The Farrar ballroom was speckled with chandelier light and packed with black frock coats and swirling gowns and the flash of eyes wanting to know who else had arrived, and whether or not their appearance was especially eye-catching or just your average, everyday sort of decadence. Vida knew precisely what they were thinking, for she had thought in much the same way for many years of her life. She wanted to survey a room of fine people dressed their absolute best, and feel her place atop the invisible hierarchy of coveted invitations and elegant possessions and incomparable taste. And for a moment her old self felt g
ratified by this confirmation of her ability to win the attention of anyone, anywhere that she pleased. That ripple of triumph to have all eyes on her and know how far she had risen.
The crowd parted for her, and she saw Fitzhugh, the shine of his hair catching the light, and the blue of his eyes a perfect match for her dress. Instinct propelled her. She smiled with a closed mouth and floated toward him. When she arrived at his side, his elbow hooked hers, and they began a slow rotation through the room. The moment with Adele Jones at the Vanderbilts’ really was an aberration—she felt nothing but a warm, envious awe from the crowd now.
“Mother is thrilled that the press will be moving on from the sinking of the Princess,” Fitzhugh said as, arm in arm, they moved from one grouping of old family friends to another.
“How could they not?” Vida replied with winning confidence. At just that moment she saw her future mother-in-law through the crowd, wearing spangled purple. She was in conversation with the Duke of Lemmon, and when she felt Vida’s gaze, she tilted her head and met it with her own. For a moment the two women regarded each other across a sea of tulle.
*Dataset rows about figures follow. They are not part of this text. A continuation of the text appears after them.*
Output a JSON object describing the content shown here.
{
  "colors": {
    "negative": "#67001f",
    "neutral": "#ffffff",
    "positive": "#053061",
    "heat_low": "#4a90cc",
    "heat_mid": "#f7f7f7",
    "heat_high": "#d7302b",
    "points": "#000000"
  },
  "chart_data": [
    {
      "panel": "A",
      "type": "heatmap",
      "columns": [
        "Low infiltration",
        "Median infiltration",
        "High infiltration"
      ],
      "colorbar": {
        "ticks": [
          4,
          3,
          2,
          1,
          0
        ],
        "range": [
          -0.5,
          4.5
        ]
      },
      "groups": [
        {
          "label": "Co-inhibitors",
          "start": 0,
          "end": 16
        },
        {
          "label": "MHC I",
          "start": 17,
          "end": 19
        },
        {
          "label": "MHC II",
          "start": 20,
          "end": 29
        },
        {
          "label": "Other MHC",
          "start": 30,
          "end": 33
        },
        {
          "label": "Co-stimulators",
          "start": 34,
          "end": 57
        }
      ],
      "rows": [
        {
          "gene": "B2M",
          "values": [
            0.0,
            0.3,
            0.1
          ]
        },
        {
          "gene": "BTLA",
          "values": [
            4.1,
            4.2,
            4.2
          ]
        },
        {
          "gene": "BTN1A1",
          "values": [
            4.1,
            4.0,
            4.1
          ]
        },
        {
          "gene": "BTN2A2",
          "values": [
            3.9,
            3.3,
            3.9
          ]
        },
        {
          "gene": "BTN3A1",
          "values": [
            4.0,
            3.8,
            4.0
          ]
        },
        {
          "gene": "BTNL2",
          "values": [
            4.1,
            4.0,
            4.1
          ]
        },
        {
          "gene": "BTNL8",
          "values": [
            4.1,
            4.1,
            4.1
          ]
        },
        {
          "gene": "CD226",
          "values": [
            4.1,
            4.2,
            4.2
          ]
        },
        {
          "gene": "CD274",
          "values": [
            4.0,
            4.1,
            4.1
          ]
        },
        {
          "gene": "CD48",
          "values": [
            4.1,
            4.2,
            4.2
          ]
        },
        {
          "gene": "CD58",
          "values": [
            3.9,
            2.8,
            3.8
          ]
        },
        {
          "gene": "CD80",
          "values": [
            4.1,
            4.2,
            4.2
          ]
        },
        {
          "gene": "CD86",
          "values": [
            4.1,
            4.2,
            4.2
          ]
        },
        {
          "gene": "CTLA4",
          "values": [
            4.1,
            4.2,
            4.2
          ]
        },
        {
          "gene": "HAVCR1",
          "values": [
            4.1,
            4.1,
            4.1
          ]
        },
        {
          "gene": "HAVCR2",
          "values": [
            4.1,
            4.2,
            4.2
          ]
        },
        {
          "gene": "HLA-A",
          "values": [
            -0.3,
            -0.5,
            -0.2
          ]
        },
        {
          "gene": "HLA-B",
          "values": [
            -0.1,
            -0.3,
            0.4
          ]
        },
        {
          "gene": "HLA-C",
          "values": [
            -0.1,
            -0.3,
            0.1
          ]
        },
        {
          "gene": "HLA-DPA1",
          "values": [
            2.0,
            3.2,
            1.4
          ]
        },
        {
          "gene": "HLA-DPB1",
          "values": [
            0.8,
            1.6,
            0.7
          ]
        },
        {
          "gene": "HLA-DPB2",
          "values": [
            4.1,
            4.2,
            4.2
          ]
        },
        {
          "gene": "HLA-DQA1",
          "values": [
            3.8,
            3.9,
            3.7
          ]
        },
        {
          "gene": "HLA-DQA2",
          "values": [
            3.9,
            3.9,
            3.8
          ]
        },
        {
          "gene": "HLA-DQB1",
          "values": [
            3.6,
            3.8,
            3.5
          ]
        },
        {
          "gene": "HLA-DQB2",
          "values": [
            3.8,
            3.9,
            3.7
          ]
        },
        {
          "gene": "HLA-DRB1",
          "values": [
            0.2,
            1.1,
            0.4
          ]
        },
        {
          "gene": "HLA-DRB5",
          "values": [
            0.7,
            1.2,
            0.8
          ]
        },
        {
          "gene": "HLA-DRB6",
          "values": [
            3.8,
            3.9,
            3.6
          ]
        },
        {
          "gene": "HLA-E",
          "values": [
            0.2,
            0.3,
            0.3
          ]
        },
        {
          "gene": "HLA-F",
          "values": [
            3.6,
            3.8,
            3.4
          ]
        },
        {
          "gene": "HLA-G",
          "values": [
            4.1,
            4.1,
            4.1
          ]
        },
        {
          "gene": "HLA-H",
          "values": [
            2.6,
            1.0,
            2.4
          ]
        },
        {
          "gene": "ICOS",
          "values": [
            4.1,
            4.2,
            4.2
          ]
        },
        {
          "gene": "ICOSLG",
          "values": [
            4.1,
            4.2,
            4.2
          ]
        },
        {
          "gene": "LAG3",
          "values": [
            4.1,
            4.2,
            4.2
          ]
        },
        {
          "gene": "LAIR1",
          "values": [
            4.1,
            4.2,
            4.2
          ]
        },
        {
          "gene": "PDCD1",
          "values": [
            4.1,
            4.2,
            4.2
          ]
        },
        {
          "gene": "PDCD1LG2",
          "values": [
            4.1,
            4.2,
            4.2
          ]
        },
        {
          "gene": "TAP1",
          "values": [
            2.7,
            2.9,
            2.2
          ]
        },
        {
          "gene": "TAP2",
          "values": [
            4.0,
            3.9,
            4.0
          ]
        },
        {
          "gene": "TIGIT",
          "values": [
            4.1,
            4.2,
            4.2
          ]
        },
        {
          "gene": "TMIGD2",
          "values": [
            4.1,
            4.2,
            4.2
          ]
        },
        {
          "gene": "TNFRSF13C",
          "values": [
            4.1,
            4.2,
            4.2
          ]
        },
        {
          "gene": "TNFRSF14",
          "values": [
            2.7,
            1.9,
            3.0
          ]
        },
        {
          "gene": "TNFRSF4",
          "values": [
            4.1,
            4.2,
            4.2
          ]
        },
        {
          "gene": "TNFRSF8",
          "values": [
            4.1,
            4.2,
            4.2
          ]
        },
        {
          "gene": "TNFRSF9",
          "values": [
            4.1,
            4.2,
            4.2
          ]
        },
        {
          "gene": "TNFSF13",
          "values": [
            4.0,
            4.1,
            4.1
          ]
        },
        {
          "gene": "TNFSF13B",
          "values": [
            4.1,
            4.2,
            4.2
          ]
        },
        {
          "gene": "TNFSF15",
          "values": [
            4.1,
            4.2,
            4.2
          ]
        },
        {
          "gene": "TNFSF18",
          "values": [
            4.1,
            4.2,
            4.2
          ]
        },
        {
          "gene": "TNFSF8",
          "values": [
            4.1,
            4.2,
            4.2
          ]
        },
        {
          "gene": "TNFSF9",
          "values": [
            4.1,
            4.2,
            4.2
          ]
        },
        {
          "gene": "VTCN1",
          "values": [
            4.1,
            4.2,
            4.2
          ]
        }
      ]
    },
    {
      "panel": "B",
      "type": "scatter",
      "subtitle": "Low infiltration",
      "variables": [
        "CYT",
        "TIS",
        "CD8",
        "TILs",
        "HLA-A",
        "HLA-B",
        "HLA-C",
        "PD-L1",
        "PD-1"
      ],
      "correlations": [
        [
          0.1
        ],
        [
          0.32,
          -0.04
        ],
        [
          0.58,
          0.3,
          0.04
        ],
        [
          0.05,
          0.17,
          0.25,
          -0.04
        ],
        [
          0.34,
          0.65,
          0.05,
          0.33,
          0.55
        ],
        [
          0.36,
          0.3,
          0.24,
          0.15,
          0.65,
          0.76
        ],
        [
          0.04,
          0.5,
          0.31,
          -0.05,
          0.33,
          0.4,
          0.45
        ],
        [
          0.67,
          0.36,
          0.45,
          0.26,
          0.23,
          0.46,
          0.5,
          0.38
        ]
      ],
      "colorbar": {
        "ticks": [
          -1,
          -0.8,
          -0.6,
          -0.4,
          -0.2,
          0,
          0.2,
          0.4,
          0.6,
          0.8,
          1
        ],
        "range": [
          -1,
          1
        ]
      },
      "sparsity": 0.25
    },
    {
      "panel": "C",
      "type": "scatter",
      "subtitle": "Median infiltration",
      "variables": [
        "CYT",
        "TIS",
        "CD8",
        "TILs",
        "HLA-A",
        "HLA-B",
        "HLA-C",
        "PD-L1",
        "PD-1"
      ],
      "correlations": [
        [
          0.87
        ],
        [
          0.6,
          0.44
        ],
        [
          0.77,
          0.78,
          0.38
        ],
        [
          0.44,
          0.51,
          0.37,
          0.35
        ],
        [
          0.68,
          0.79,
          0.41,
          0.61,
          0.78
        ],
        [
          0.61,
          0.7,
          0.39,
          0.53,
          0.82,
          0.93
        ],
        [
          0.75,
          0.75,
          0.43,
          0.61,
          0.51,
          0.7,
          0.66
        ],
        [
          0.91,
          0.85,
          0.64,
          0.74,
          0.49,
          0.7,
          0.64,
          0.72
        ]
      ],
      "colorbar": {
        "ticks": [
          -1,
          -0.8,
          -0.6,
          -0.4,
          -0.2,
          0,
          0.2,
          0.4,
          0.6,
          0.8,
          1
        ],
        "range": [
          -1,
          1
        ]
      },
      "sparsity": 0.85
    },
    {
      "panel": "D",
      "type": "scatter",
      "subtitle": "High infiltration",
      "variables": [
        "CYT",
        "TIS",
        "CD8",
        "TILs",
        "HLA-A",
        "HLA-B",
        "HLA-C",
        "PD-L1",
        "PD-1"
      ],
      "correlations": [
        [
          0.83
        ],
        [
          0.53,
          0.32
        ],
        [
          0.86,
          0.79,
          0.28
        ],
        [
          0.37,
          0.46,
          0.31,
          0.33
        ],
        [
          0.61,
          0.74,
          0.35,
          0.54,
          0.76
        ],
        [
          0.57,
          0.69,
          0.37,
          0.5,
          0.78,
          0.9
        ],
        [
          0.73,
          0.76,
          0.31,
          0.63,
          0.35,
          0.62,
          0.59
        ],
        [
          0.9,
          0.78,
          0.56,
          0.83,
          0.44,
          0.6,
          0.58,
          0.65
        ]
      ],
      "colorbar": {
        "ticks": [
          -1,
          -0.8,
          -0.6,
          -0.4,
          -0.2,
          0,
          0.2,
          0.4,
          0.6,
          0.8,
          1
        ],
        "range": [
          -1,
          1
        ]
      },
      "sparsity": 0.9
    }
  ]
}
Then the elder lowered her lashes, and returned to Vida the same exact closed-mouth smile that Vida had just been bestowing on all the world.
A sense of clarity settled around Vida’s temples. She knew she had the woman’s respect now; that the grand Mrs. Winthrop Farrar would not turn away from Vida in subtle dismissal again. Unlike Vida’s own parents, Mr. and Mr. Farrar read all the papers, and they surely knew that the discussions of the Farrar Line’s stock price in the wake of the sinking of their newest ship on its maiden voyage were bad for business, and that having the Farrar name on the front page for another reason would be to all of their advantages. This revelation did not wound Vida. In fact it was the sort of coup that she had always delighted in. She wasn’t worried about having Fitzhugh’s true affection—if she didn’t have it now, she would in time, as she always eventually won everybody over. Great hostesses had gotten their entrée into society in worse ways.